“The past is in the past. It isn’t meant to last.”
– Lauren Mayberry, CHVRCHES, Asking for a Friend
I know you’ve heard it a million times over. I have too.
When one door closes, another one opens.

It’s an opportunistic saying, meant to help you look on the bright side and remain optimistic that change is for the best.
What I’ve realized about myself recently is that I actually prefer to live in a revolving door. I do the same things over and over, keeping the door open for as long as I like. When I get attached, I find no reason to leave.
It’s probably best not to get attached. At least to the extent I normally do. But I always tend to throw myself wholeheartedly into the things that excite me most. That make me feel the most alive.
Naturally, that comes with a curse.
That is – I’ve often struggled to accept life’s grandest of changes. It hits me hard. Sometimes for weeks. Sometimes for months.
Battling all of that the past few months has taught me the harsh lesson that I should have already known from years of listening to CHVRCHES.
The past is in the past, it isn’t meant to last.

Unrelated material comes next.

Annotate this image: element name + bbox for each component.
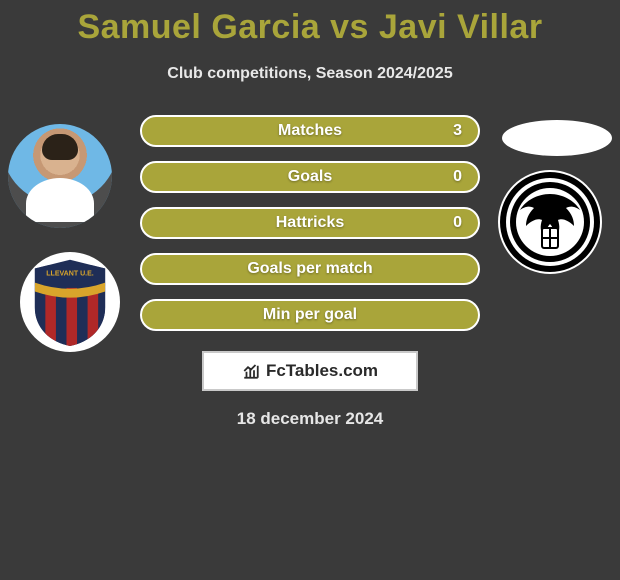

Perhaps it takes me longer than most to let go. Perhaps I need others to carry me home. But the only way forward is to accept the change. To, more or less, celebrate the end. To scan for those new doors, and fearlessly open them. To even go one step further, and leap through the door if it feels like the right time.
The only thing we can do with change is to accept it.
I’ve often tried to fight back. To work all the angles until I’ve exhausted myself.
In most cases, working all the angles only broke the protractor completely.
If there’s something needing to be let go, fighting for it to stay alive seems to only result in liquid death.
It’s best, it seems, no matter how difficult it may be, to let go.

Sometimes, you can go back to the same door and open it again. If it’s meant to be that way, I believe that the door can open again. When the time is right.
But speaking from experience, trying to go through a closed door only leaves you with more of a headache.
It’s not about closing the door forever. No one wants to say never.
Knowing how invested and attached I get, sometimes I feel like I have to tell myself never.
But in that famous saying about doors – when one door closes another opens – it’s not the first door that’s important. It’s the second one. The first door is almost irrelevant. Only useful as a springboard. As a rocket launcher toward a new, open one.
It’s all about the new beginnings. It’s about accepting the reality and accepting that nothing you do or say can change the past. It’s all about looking up to the future and seeing what might come now.
After all, the past is in the past. It isn’t meant to last.